Locating transition states (TSs) on machine-learned potential energy surfaces is bottlenecked by a fundamental reliability problem: ML force fields (MLFFs) are least accurate precisely at the saddle-point geometries most critical to the search. We introduce ALCHEMIST, a belief-state POMDP framework that treats MLFF ensemble disagreement σF as an epistemic uncertainty signal and trains a policy to decide — at each geometry — whether to trust the cheap ensemble or spend a DFT call. The central architectural claim is that σF predicts force-prediction error; we validate this on four real-data distributions spanning in-distribution (Transition1x, ρ = +0.833), cross-functional (ρ = +0.872), out-of-distribution (RGD1, ρ = +0.639), and meta-OOD (cross-dataset + cross-functional, ρ = +0.901, N = 200 reactions, 600 configs) settings — all passing a pre-registered ρ > 0.6 gate. The calibration is composition-invariant (4/4 ensemble compositions pass a strict lower-95%-CI > 0.6 test), non-parametrically confirmed (mutual information z > 14σ above null on every distribution), and backed by a distribution-free conformal guarantee (100% conditional coverage at TS-like configs across all distributions). At TS geometries, 83% of force error is epistemic and recoverable by a DFT call. A closed-form Bayes-optimal abstention threshold σ²crit = C/|∂V/∂σ²| matches the empirical DFT-cost Pareto curve within 10% on real chemistry and transfers to OOD distributions. We train the abstention policy with PPO using an uncertainty penalty κ·σF that creates a direct reward gradient for sigma-guided abstention.
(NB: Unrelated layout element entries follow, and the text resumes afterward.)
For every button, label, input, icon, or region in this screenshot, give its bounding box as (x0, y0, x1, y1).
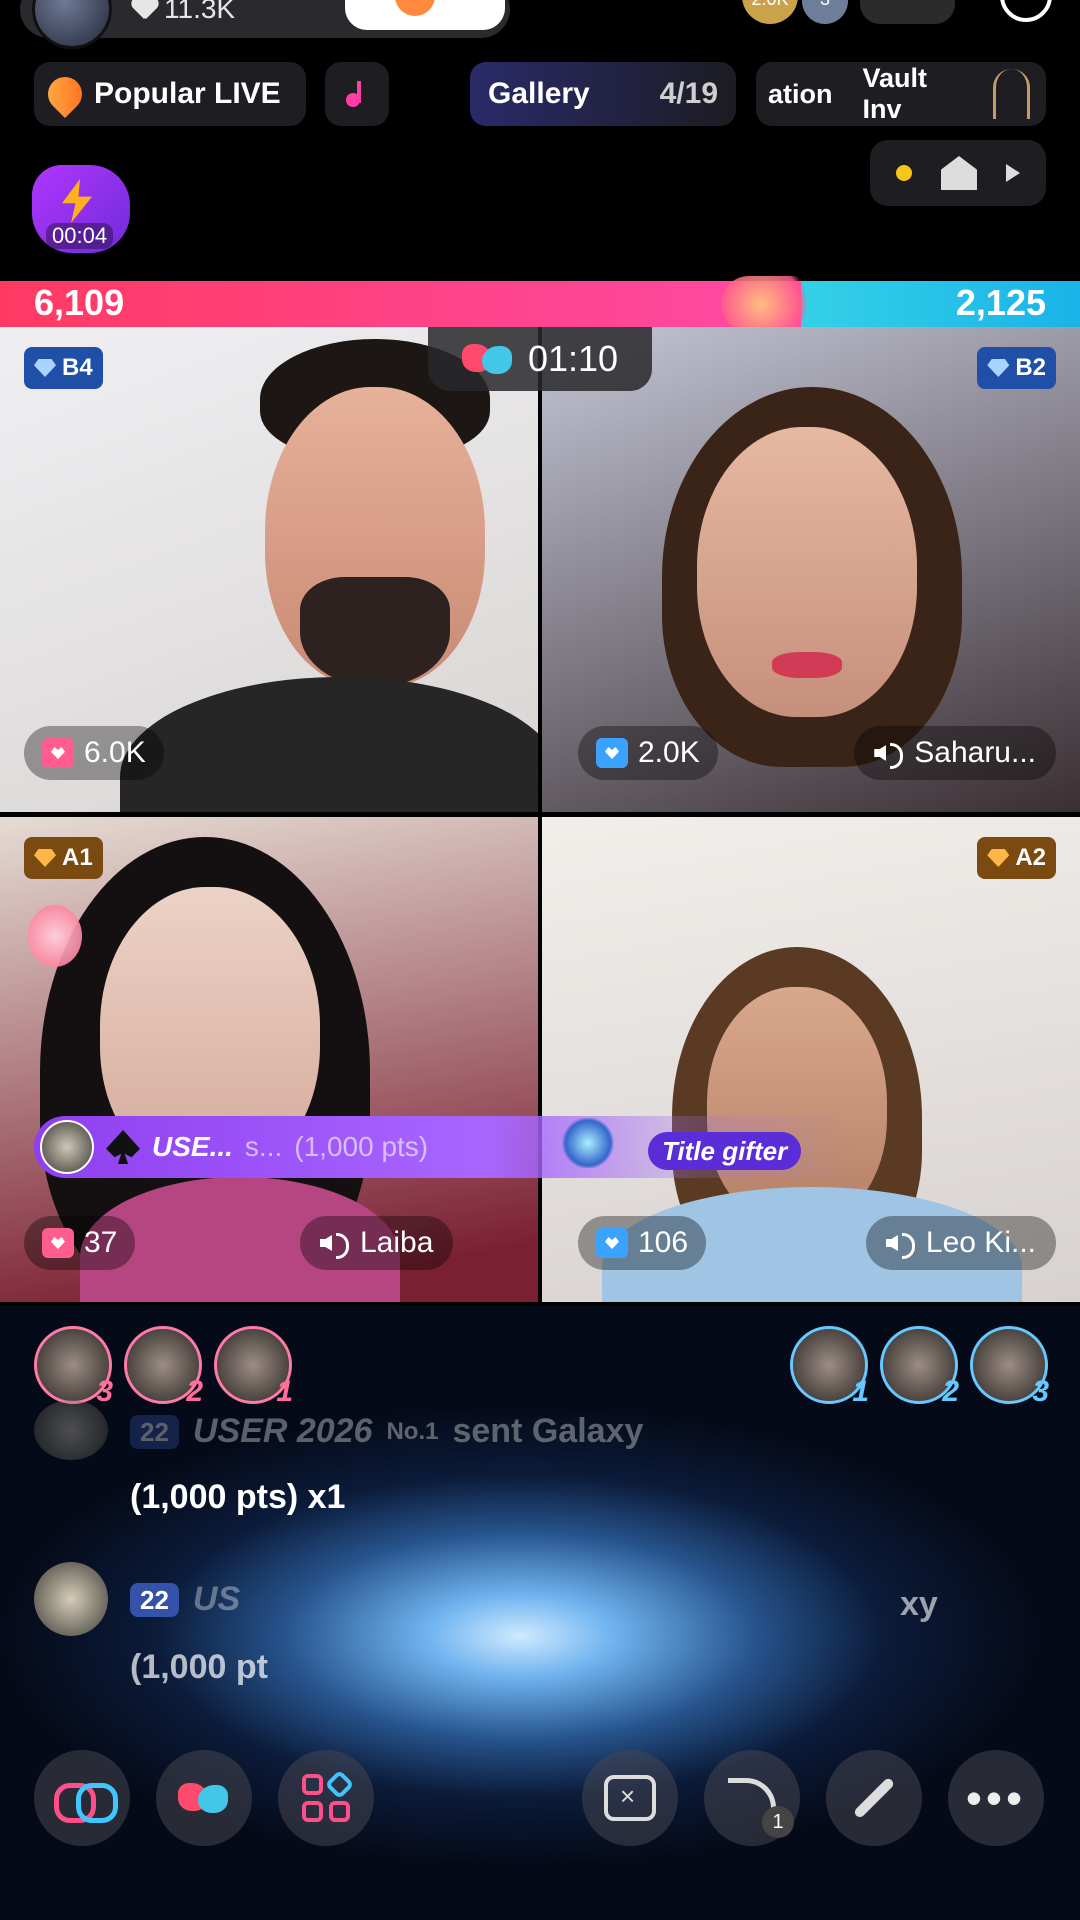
chat-message-body: (1,000 pt (130, 1648, 268, 1686)
top-gifter-avatar[interactable]: 1 (214, 1326, 293, 1408)
gift-count: 37 (24, 1216, 136, 1270)
gift-icon (596, 738, 628, 768)
music-note-icon (342, 79, 372, 109)
battle-score-bar (0, 281, 1080, 327)
more-dots-icon: ••• (965, 1772, 1027, 1824)
boost-timer: 00:04 (46, 223, 114, 249)
score-left: 6,109 (34, 282, 125, 323)
chat-message-header: 22 US (130, 1580, 240, 1619)
top-gifter-avatar[interactable]: 3 (970, 1326, 1049, 1408)
music-button[interactable] (325, 62, 389, 126)
follow-icon (395, 0, 435, 16)
rank-badge: B2 (977, 347, 1056, 389)
chat-off-icon (604, 1775, 656, 1821)
top-gifter-avatar[interactable]: 2 (880, 1326, 959, 1408)
gallery-count: 4/19 (659, 77, 718, 110)
diamond-icon (987, 849, 1010, 867)
heart-icon (132, 0, 158, 21)
guest-name[interactable]: Laiba (300, 1216, 454, 1270)
chat-message-body: (1,000 pts) x1 (130, 1478, 346, 1516)
popular-live-chip[interactable]: Popular LIVE (34, 62, 306, 126)
video-tile-4[interactable]: A2 106 Leo Ki... (542, 817, 1080, 1302)
rank-badge: A2 (977, 837, 1056, 879)
title-gifter-tag: Title gifter (648, 1132, 802, 1170)
spark-icon (721, 276, 822, 332)
boost-badge[interactable]: 00:04 (32, 165, 130, 253)
score-right: 2,125 (955, 282, 1046, 323)
link-icon (54, 1783, 118, 1823)
coin-badge: 2.0K (742, 0, 798, 24)
flame-icon (40, 69, 90, 119)
status-dot-icon (896, 165, 913, 181)
follow-button[interactable] (345, 0, 505, 30)
speaker-icon (320, 1229, 350, 1259)
speaker-icon (874, 739, 904, 769)
speaker-icon (886, 1229, 916, 1259)
diamond-icon (34, 849, 56, 867)
trident-icon (993, 69, 1030, 119)
gift-count: 2.0K (578, 726, 718, 780)
battle-button[interactable] (156, 1750, 252, 1846)
top-bar (0, 0, 1080, 270)
gift-icon (42, 738, 74, 768)
chat-avatar[interactable] (34, 1400, 108, 1460)
guest-name[interactable]: Leo Ki... (865, 1216, 1056, 1270)
share-count-badge: 1 (762, 1806, 794, 1838)
gift-count: 106 (578, 1216, 707, 1270)
rank-badge: B4 (24, 347, 103, 389)
boxing-gloves-icon (461, 342, 514, 376)
video-tile-2[interactable]: B2 2.0K Saharu... (542, 327, 1080, 812)
top-gifters-blue: 1 2 3 (790, 1326, 1049, 1408)
multi-guest-button[interactable] (34, 1750, 130, 1846)
gallery-chip[interactable]: Gallery 4/19 (470, 62, 736, 126)
play-icon[interactable] (1005, 164, 1020, 182)
gifter-avatar[interactable] (40, 1120, 94, 1174)
diamond-icon (987, 359, 1010, 377)
comment-toggle-button[interactable] (582, 1750, 678, 1846)
host-beard (300, 577, 450, 687)
viewer-coins[interactable]: 2.0K 3 (742, 0, 848, 24)
control-pill[interactable] (870, 140, 1046, 206)
diamond-icon (34, 359, 56, 377)
video-tile-1[interactable]: B4 6.0K (0, 327, 538, 812)
top-gifter-avatar[interactable]: 2 (124, 1326, 203, 1408)
chat-message-header: 22 USER 2026 No.1 sent Galaxy (130, 1412, 643, 1451)
share-button[interactable]: 1 (704, 1750, 800, 1846)
chat-message-tail: xy (900, 1585, 938, 1623)
gift-icon (596, 1228, 628, 1258)
coin-badge: 3 (802, 0, 848, 24)
mini-boost-icon[interactable] (28, 905, 82, 967)
spade-icon (106, 1130, 140, 1164)
effects-button[interactable] (826, 1750, 922, 1846)
grid-icon (302, 1769, 355, 1822)
guest-name[interactable]: Saharu... (854, 726, 1056, 780)
rank-badge: A1 (24, 837, 103, 879)
home-icon[interactable] (940, 156, 977, 190)
chat-avatar[interactable] (34, 1562, 108, 1636)
gift-crystal-icon (560, 1118, 616, 1168)
top-gifter-avatar[interactable]: 3 (34, 1326, 113, 1408)
viewers-pill[interactable] (860, 0, 955, 24)
battle-timer: 01:10 (428, 327, 652, 391)
top-gifters-red: 3 2 1 (34, 1326, 293, 1408)
video-tile-3[interactable]: A1 37 Laiba (0, 817, 538, 1302)
host-shirt (120, 677, 538, 812)
likes-count: 11.3K (132, 0, 235, 25)
vault-chip[interactable]: ation Vault Inv (756, 62, 1046, 126)
magic-wand-icon (852, 1776, 896, 1820)
top-gifter-avatar[interactable]: 1 (790, 1326, 869, 1408)
more-button[interactable]: ••• (948, 1750, 1044, 1846)
gift-count: 6.0K (24, 726, 164, 780)
gift-icon (42, 1228, 74, 1258)
guest-lips (772, 652, 842, 678)
more-features-button[interactable] (278, 1750, 374, 1846)
boxing-gloves-icon (178, 1781, 230, 1815)
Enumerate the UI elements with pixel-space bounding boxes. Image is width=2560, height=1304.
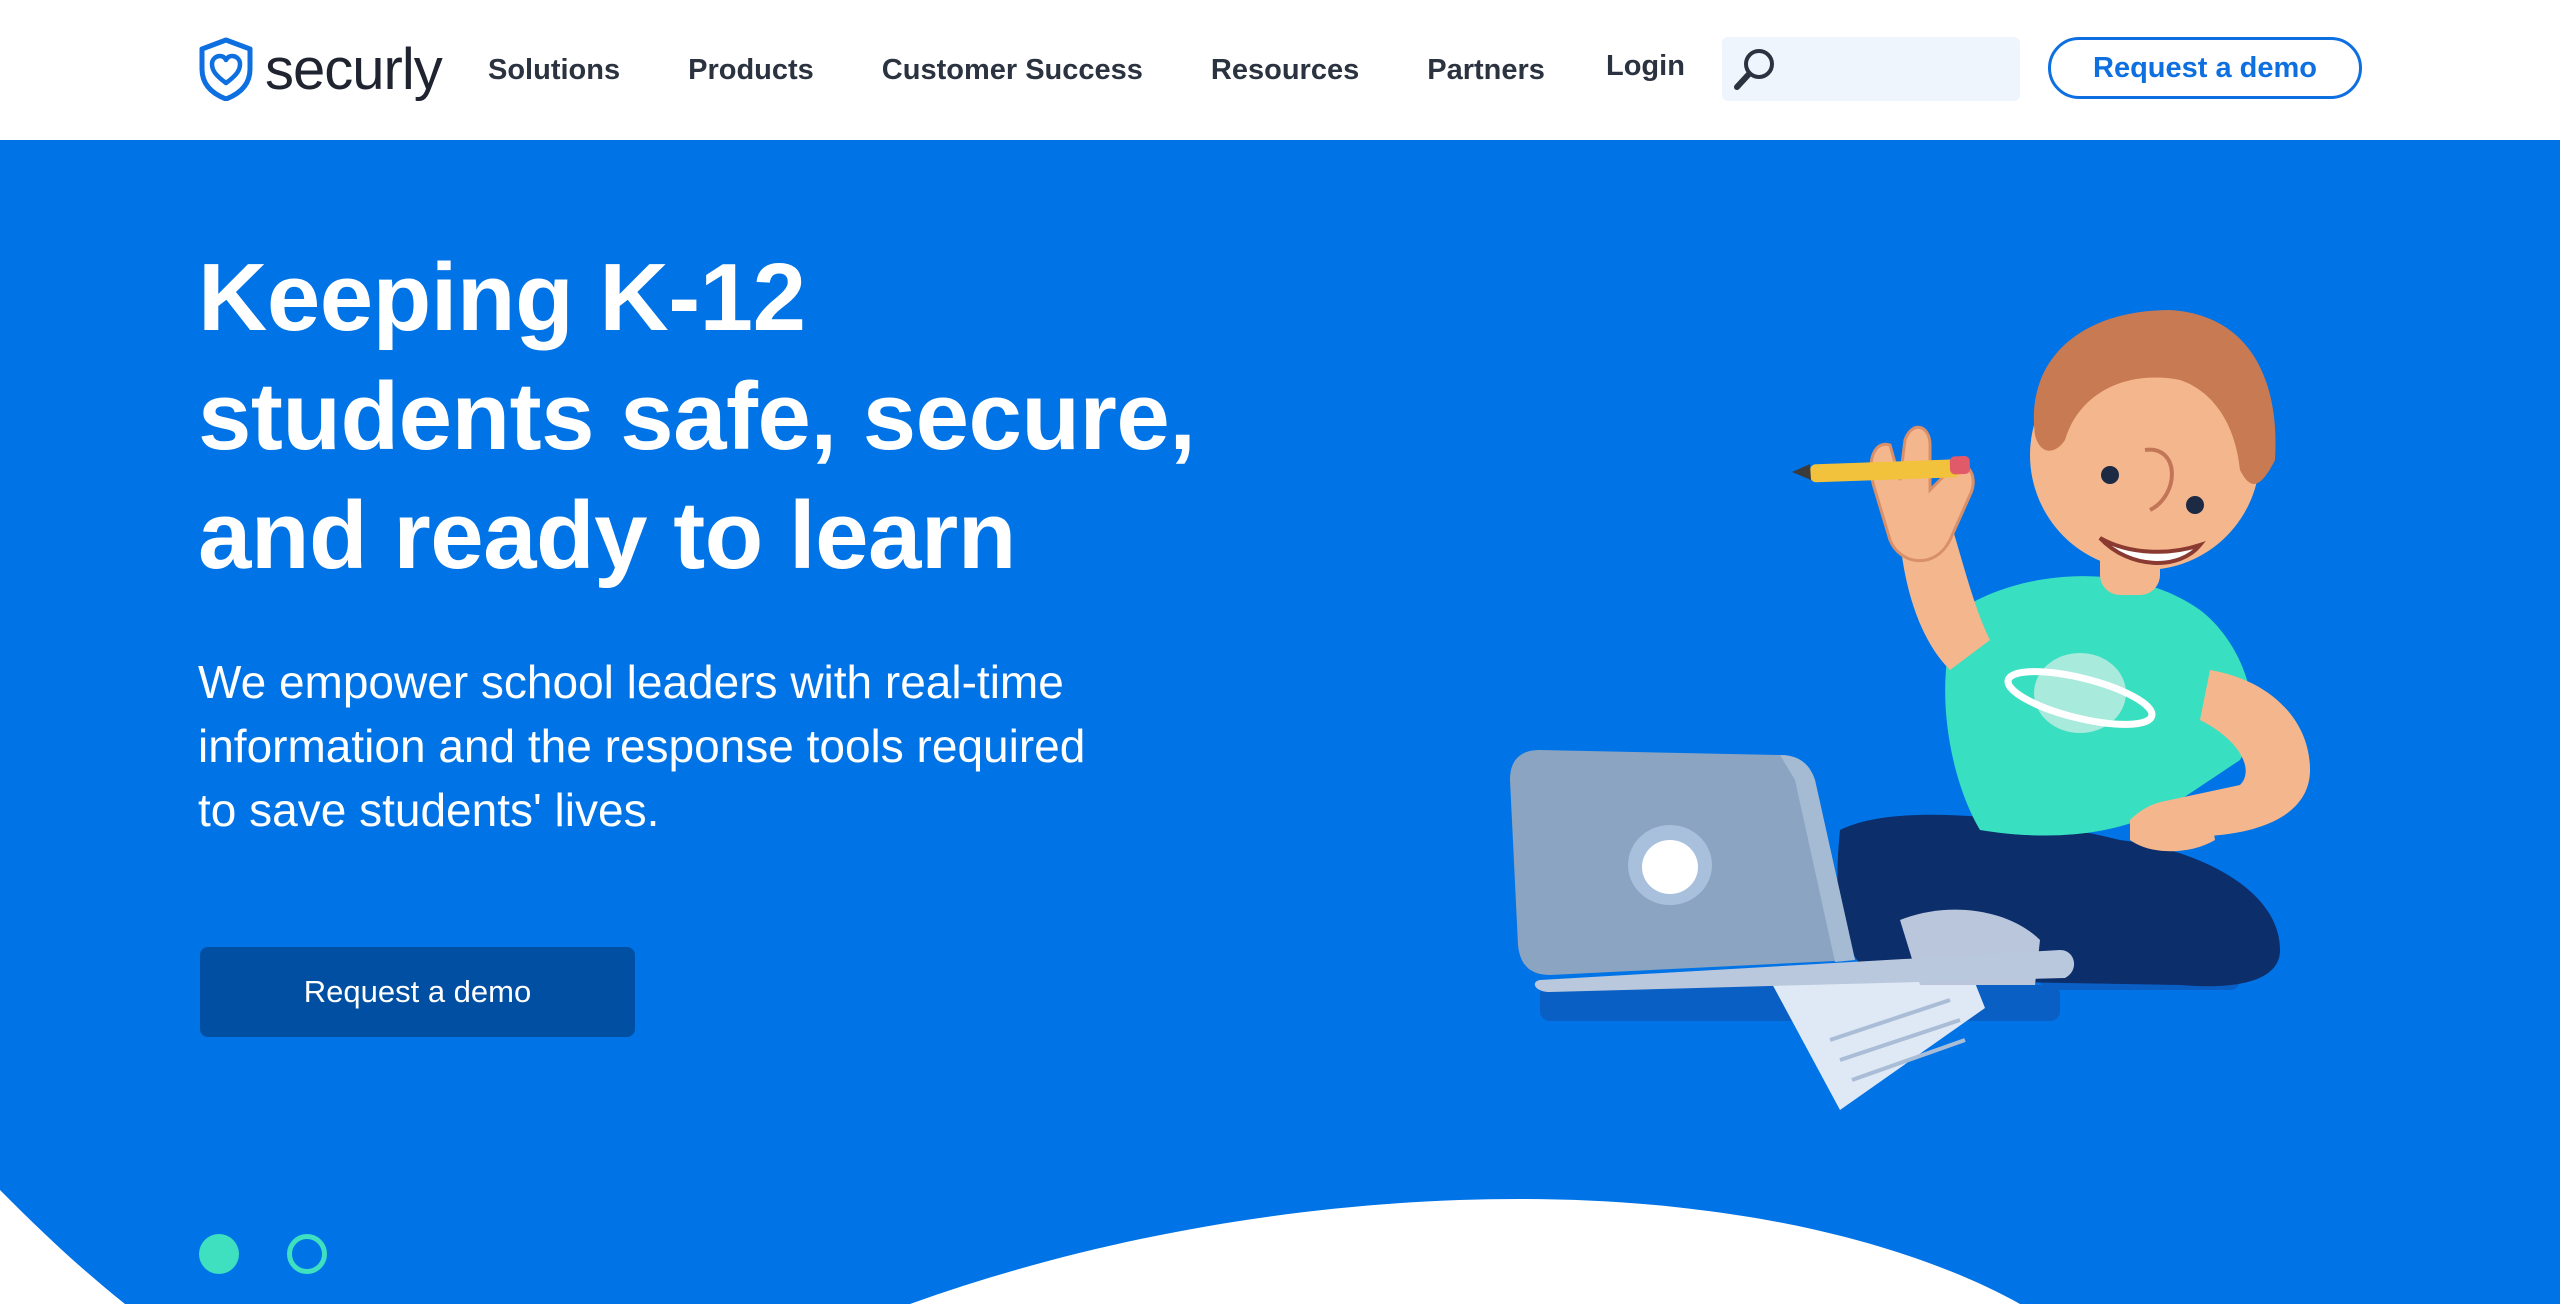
- request-demo-header-button[interactable]: Request a demo: [2048, 37, 2362, 99]
- hero-subtitle: We empower school leaders with real-time…: [198, 650, 1298, 842]
- hero-title-line: students safe, secure,: [198, 363, 1196, 470]
- nav-item-resources[interactable]: Resources: [1211, 54, 1359, 87]
- hero-title-line: and ready to learn: [198, 482, 1016, 589]
- hero-title: Keeping K-12 students safe, secure, and …: [198, 238, 1348, 595]
- main-nav: Solutions Products Customer Success Reso…: [488, 0, 1613, 140]
- nav-item-partners[interactable]: Partners: [1427, 54, 1545, 87]
- nav-item-products[interactable]: Products: [688, 54, 814, 87]
- shield-heart-icon: [199, 37, 253, 101]
- logo-link[interactable]: securly: [197, 36, 443, 102]
- login-link[interactable]: Login: [1606, 50, 1685, 83]
- logo-wordmark: securly: [265, 36, 443, 102]
- nav-item-customer-success[interactable]: Customer Success: [882, 54, 1143, 87]
- hero-subtitle-line: to save students' lives.: [198, 784, 660, 836]
- hero-section: Keeping K-12 students safe, secure, and …: [0, 140, 2560, 1304]
- site-header: securly Solutions Products Customer Succ…: [0, 0, 2560, 140]
- student-with-laptop-illustration: [1510, 310, 2310, 1110]
- request-demo-hero-button[interactable]: Request a demo: [200, 947, 635, 1037]
- carousel-dot-active[interactable]: [199, 1234, 239, 1274]
- search-icon[interactable]: [1730, 44, 1780, 94]
- carousel-dot[interactable]: [287, 1234, 327, 1274]
- nav-item-solutions[interactable]: Solutions: [488, 54, 620, 87]
- search-input[interactable]: [1792, 37, 2016, 103]
- hero-subtitle-line: information and the response tools requi…: [198, 720, 1086, 772]
- hero-title-line: Keeping K-12: [198, 244, 806, 351]
- hero-subtitle-line: We empower school leaders with real-time: [198, 656, 1064, 708]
Across three complete real-chemistry RL runs (up to 100 iterations, 50 reactions), the policy learns monotonically improving returns (Spearman ρ = +0.791, p < 0.0001) and — in the strongest run, which adds a DFT-guided Gentlest Ascent Dynamics step on abstain — produces the first statistically significant RMSD-toward-TS trend (ρ = −0.210, p = 0.036), with all five final training iterations showing geometry displacement toward the labeled saddle. ALCHEMIST demonstrates that ensemble epistemic uncertainty is a sound, transferable, and actionable signal for directing DFT resources in automated transition-state search.